Diese übernehmen sowohl die Versorgung der Bordtechnik als auch der Innenausstattung. Gerade im Camper-Bereich ist eine stabile und effiziente Energieversorgung besonders wichtig. Zusätzlich wird die komplette Niedervoltverkabelung neu aufgebaut, sodass alle Leitungen übersichtlich, sicher und auf dem aktuellen Stand der Technik sind.
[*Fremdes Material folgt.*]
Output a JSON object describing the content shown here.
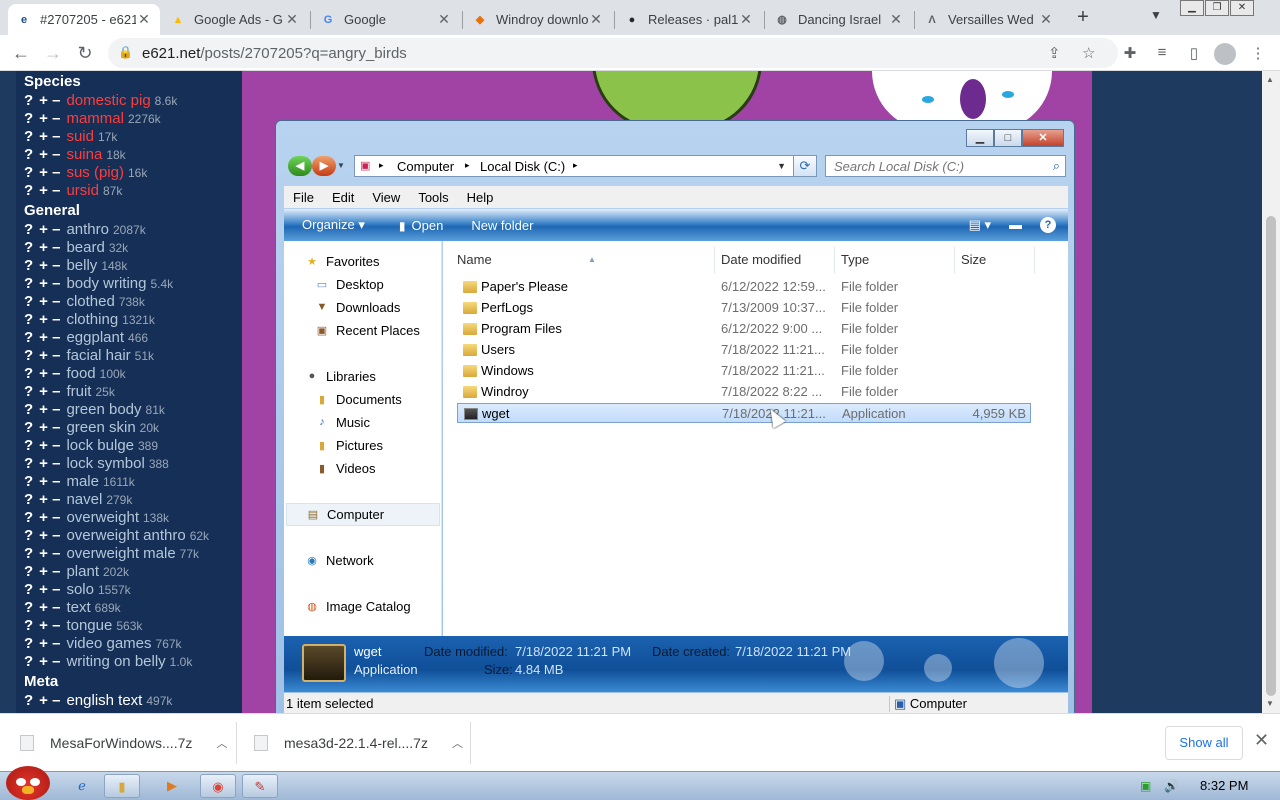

Die Absicherung und Verteilung der einzelnen Stromkreise wird klar strukturiert und sauber umgesetzt. Ziel ist ein durchdachtes, zuverlässiges und autarkes 12-Volt-System, das optimal auf die Anforderungen des Campers abgestimmt ist.

Phase F: Inbetriebnahme

Im nächsten Schritt stehen umfangreiche Prüfungen und die sichere Inbetriebnahme im Fokus. Zunächst werden wichtige Grundlagen wie Isolation, Vorladung des Systems, die korrekte Drehrichtung des Motors sowie mögliche Fehlerzustände sorgfältig überprüft. Erst wenn diese Tests erfolgreich abgeschlossen sind, erfolgt die erste Inbetriebnahme – zunächst noch ohne Straßenfahrt. Dabei wird das Zusammenspiel aller Komponenten genau beobachtet und weiter optimiert. Anschließend folgen vorsichtige Testfahrten auf abgesperrtem Gelände, um das Fahrverhalten unter realen Bedingungen zu prüfen. So können mögliche Probleme frühzeitig erkannt und behoben werden, bevor das Fahrzeug im öffentlichen Straßenverkehr eingesetzt wird.
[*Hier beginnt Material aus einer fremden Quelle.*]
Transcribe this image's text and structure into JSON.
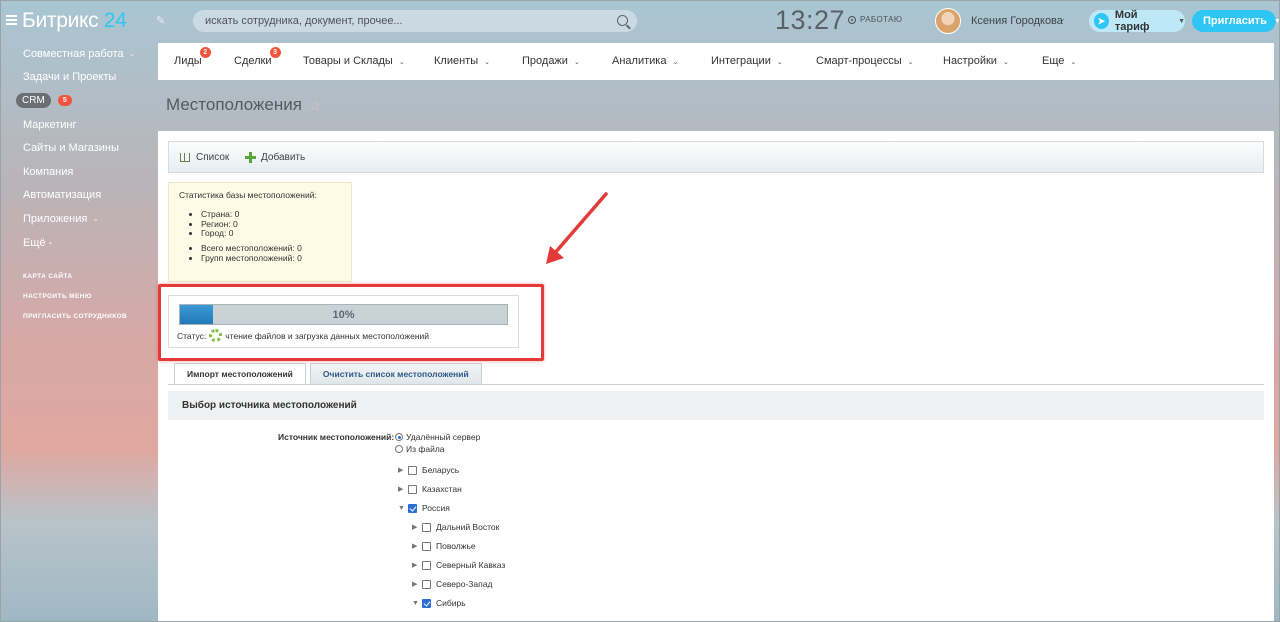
{
  "header": {
    "logo_main": "Битрикс",
    "logo_num": "24",
    "search_placeholder": "искать сотрудника, документ, прочее...",
    "clock": "13:27",
    "work_status": "РАБОТАЮ",
    "user_name": "Ксения Городкова",
    "tariff_label": "Мой тариф",
    "invite_label": "Пригласить"
  },
  "sidebar": {
    "items": [
      {
        "label": "Совместная работа",
        "chevron": true
      },
      {
        "label": "Задачи и Проекты"
      },
      {
        "label": "CRM",
        "badge": "5"
      },
      {
        "label": "Маркетинг"
      },
      {
        "label": "Сайты и Магазины"
      },
      {
        "label": "Компания"
      },
      {
        "label": "Автоматизация"
      },
      {
        "label": "Приложения",
        "chevron": true
      },
      {
        "label": "Ещё -"
      }
    ],
    "links": [
      "КАРТА САЙТА",
      "НАСТРОИТЬ МЕНЮ",
      "ПРИГЛАСИТЬ СОТРУДНИКОВ"
    ]
  },
  "topnav": {
    "items": [
      {
        "label": "Лиды",
        "badge": "2"
      },
      {
        "label": "Сделки",
        "badge": "3"
      },
      {
        "label": "Товары и Склады",
        "chevron": true
      },
      {
        "label": "Клиенты",
        "chevron": true
      },
      {
        "label": "Продажи",
        "chevron": true
      },
      {
        "label": "Аналитика",
        "chevron": true
      },
      {
        "label": "Интеграции",
        "chevron": true
      },
      {
        "label": "Смарт-процессы",
        "chevron": true
      },
      {
        "label": "Настройки",
        "chevron": true
      },
      {
        "label": "Еще",
        "chevron": true
      }
    ]
  },
  "page": {
    "title": "Местоположения"
  },
  "toolbar": {
    "list_label": "Список",
    "add_label": "Добавить"
  },
  "stats": {
    "title": "Статистика базы местоположений:",
    "group1": [
      "Страна: 0",
      "Регион: 0",
      "Город: 0"
    ],
    "group2": [
      "Всего местоположений: 0",
      "Групп местоположений: 0"
    ]
  },
  "progress": {
    "value": 0.1,
    "text": "10%",
    "status_label": "Статус:",
    "status_text": "чтение файлов и загрузка данных местоположений"
  },
  "tabs": [
    "Импорт местоположений",
    "Очистить список местоположений"
  ],
  "section": {
    "heading": "Выбор источника местоположений",
    "source_label": "Источник местоположений:",
    "radio_remote": "Удалённый сервер",
    "radio_file": "Из файла"
  },
  "tree": [
    {
      "label": "Беларусь",
      "checked": false,
      "level": 0,
      "expanded": false
    },
    {
      "label": "Казахстан",
      "checked": false,
      "level": 0,
      "expanded": false
    },
    {
      "label": "Россия",
      "checked": true,
      "level": 0,
      "expanded": true
    },
    {
      "label": "Дальний Восток",
      "checked": false,
      "level": 1,
      "expanded": false
    },
    {
      "label": "Поволжье",
      "checked": false,
      "level": 1,
      "expanded": false
    },
    {
      "label": "Северный Кавказ",
      "checked": false,
      "level": 1,
      "expanded": false
    },
    {
      "label": "Северо-Запад",
      "checked": false,
      "level": 1,
      "expanded": false
    },
    {
      "label": "Сибирь",
      "checked": true,
      "level": 1,
      "expanded": true
    }
  ],
  "colors": {
    "accent": "#2fc6f6",
    "badge": "#f4543c",
    "highlight": "#e53a3a",
    "progress": "#2379b8"
  }
}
Phase F: Abnahme und Dokumentation

Für die spätere TÜV-Abnahme wird eine vollständige und saubere Dokumentation erstellt. Dazu gehören unter anderem Schaltpläne, ein detailliertes Gewichtsprotokoll sowie die technischen Datenblätter aller verbauten Komponenten. Auch Nachweise über die fachgerechte Befestigung und Ausführung der einzelnen Bauteile werden zusammengestellt. Diese Unterlagen bilden die Grundlage für eine transparente und nachvollziehbare Bewertung durch den Prüfer.
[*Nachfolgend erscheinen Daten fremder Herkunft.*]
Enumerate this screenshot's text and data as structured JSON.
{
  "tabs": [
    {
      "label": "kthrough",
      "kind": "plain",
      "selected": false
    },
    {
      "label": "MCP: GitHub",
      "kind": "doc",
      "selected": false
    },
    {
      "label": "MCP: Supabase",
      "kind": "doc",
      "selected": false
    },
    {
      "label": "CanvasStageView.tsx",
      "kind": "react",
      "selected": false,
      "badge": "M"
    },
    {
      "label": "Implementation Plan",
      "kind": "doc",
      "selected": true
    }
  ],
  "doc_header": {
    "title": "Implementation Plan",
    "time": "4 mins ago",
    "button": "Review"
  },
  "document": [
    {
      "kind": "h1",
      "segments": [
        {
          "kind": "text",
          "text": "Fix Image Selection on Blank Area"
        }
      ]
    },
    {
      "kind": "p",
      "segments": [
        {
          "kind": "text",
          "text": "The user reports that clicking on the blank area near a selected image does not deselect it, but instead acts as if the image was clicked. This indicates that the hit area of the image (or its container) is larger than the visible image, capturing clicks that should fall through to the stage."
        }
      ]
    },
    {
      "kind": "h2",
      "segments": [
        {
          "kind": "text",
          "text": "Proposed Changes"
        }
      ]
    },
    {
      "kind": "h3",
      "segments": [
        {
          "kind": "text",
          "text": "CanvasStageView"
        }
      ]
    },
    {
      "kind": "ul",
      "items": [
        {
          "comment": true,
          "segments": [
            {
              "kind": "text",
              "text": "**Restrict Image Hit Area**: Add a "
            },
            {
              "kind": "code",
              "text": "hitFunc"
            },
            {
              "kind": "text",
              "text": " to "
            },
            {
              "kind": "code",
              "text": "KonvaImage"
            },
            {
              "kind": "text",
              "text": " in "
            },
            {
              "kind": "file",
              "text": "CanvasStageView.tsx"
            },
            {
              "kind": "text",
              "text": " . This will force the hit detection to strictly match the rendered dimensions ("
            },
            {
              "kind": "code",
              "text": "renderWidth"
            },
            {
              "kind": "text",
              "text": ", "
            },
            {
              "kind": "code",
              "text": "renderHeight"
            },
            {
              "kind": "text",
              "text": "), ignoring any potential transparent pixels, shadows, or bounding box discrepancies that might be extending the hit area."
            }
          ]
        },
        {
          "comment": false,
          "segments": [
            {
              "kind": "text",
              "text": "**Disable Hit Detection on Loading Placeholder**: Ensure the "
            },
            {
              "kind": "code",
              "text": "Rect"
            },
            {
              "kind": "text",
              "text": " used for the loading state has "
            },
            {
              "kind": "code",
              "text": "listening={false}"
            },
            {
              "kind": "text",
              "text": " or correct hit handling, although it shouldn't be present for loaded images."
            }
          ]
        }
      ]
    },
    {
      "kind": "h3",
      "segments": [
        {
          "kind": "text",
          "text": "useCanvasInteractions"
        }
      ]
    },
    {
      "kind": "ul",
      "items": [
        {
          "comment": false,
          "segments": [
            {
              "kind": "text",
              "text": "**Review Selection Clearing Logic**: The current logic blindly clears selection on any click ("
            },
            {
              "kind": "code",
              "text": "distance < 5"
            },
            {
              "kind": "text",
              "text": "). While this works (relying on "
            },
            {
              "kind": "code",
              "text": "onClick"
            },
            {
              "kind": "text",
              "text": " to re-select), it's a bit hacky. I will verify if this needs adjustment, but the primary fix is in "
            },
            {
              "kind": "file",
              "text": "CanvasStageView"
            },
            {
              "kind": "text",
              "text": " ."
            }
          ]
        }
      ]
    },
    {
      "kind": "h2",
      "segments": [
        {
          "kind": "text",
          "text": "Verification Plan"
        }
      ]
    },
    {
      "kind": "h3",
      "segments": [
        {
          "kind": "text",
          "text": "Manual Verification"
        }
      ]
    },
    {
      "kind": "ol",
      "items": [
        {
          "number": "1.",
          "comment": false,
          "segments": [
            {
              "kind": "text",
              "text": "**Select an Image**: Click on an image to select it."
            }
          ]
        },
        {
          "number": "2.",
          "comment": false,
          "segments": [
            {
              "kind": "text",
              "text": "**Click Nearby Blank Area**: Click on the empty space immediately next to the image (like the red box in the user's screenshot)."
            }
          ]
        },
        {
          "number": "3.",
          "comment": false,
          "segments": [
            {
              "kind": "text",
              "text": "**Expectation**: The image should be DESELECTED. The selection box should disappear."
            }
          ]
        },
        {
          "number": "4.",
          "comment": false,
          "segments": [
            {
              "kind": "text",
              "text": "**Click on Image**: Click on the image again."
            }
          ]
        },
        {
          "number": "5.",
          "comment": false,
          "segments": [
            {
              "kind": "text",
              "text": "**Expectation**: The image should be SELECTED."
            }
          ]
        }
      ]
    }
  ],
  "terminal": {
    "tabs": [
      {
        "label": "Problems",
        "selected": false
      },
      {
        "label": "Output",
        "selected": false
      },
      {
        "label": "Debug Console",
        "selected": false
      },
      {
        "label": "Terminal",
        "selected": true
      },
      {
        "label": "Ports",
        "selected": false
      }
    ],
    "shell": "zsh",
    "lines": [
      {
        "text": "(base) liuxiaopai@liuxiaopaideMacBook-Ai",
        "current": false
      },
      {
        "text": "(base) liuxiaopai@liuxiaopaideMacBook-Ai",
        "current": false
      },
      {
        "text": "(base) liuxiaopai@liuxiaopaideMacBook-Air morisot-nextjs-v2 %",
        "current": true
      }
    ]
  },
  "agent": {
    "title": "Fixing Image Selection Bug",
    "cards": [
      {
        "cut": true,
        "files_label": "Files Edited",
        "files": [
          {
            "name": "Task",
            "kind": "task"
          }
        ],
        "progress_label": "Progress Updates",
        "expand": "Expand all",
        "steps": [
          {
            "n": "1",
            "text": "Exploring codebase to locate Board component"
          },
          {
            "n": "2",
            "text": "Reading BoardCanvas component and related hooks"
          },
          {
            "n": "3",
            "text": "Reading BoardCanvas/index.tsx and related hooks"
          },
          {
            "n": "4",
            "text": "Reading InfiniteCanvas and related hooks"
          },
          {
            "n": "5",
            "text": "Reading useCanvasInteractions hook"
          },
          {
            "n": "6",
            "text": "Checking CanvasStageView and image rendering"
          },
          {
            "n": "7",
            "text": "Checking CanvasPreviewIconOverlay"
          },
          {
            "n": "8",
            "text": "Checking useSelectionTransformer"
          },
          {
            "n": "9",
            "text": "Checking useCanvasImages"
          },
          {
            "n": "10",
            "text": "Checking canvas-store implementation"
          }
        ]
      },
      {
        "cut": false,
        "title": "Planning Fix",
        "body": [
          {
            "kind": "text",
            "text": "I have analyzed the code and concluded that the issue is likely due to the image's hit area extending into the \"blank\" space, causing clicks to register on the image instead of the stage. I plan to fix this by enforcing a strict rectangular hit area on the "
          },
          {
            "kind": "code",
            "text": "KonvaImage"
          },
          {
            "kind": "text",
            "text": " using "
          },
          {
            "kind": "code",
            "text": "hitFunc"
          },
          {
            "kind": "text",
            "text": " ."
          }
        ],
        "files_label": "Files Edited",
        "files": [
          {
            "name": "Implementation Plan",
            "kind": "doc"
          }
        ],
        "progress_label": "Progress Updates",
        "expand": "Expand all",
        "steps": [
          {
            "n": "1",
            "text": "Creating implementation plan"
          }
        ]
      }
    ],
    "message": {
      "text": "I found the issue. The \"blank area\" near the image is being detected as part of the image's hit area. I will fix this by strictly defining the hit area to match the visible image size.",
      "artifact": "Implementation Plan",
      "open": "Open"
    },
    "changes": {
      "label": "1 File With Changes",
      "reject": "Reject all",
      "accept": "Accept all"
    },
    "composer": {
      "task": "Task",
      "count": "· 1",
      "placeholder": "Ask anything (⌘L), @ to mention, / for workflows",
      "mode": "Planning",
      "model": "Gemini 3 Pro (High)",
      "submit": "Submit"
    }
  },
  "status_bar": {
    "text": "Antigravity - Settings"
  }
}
Im Anschluss erfolgt die eigentliche Abnahmeprüfung beim TÜV, bei der das Fahrzeug technisch überprüft und begutachtet wird. Dabei werden sowohl die elektrische Anlage als auch die mechanischen Umbauten genau kontrolliert. Parallel dazu werden die Prüftermine sorgfältig vorbereitet und alle relevanten Punkte abgestimmt. Während des gesamten Umbaus werden Änderungen und Anpassungen konsequent dokumentiert. So entsteht eine lückenlose Dokumentation, die den gesamten Entwicklungsprozess nachvollziehbar macht und die Abnahme deutlich erleichtert.

6. Empfohlene Reihenfolge der neuen Tabs

Damit der Umbau Schritt für Schritt sinnvoll aufgebaut ist, haben wir auch für die einzelnen Themen eine empfohlene Reihenfolge festgelegt.

Sie orientiert sich daran, wie Entscheidungen aufeinander aufbauen – von der Analyse bis zur konkreten Umsetzung.

Bestandsaufnahme Technik Bestandsaufnahme Interieur Motorauswahl Akku & BMS Bremsen & Fahrwerk Steuerung & Elektronik Hochvolt & Laden Kühlung & Heizung Zulassung & Budget

7. Hochvoltschein

Um sowohl beim Kauf der Komponenten als auch beim späteren Umbau und der TÜV-Abnahme auf der sicheren Seite zu sein, werde ich im Vorfeld einen Hochvoltschein absolvieren. Auch wenn ich durch meine Ausbildung bereits Erfahrung im Umgang mit Spannungen bis 5000 V habe, ist mir eine formale Qualifikation im Bereich Hochvolttechnik wichtig. Sie stellt sicher, dass ich nach aktuellen Standards arbeite und alle sicherheitsrelevanten Vorgaben einhalte. Gleichzeitig schafft sie Vertrauen – sowohl bei Prüfern als auch bei möglichen Partnern. So kann ich das Projekt nicht nur technisch, sondern auch fachlich sauber und verantwortungsvoll umsetzen.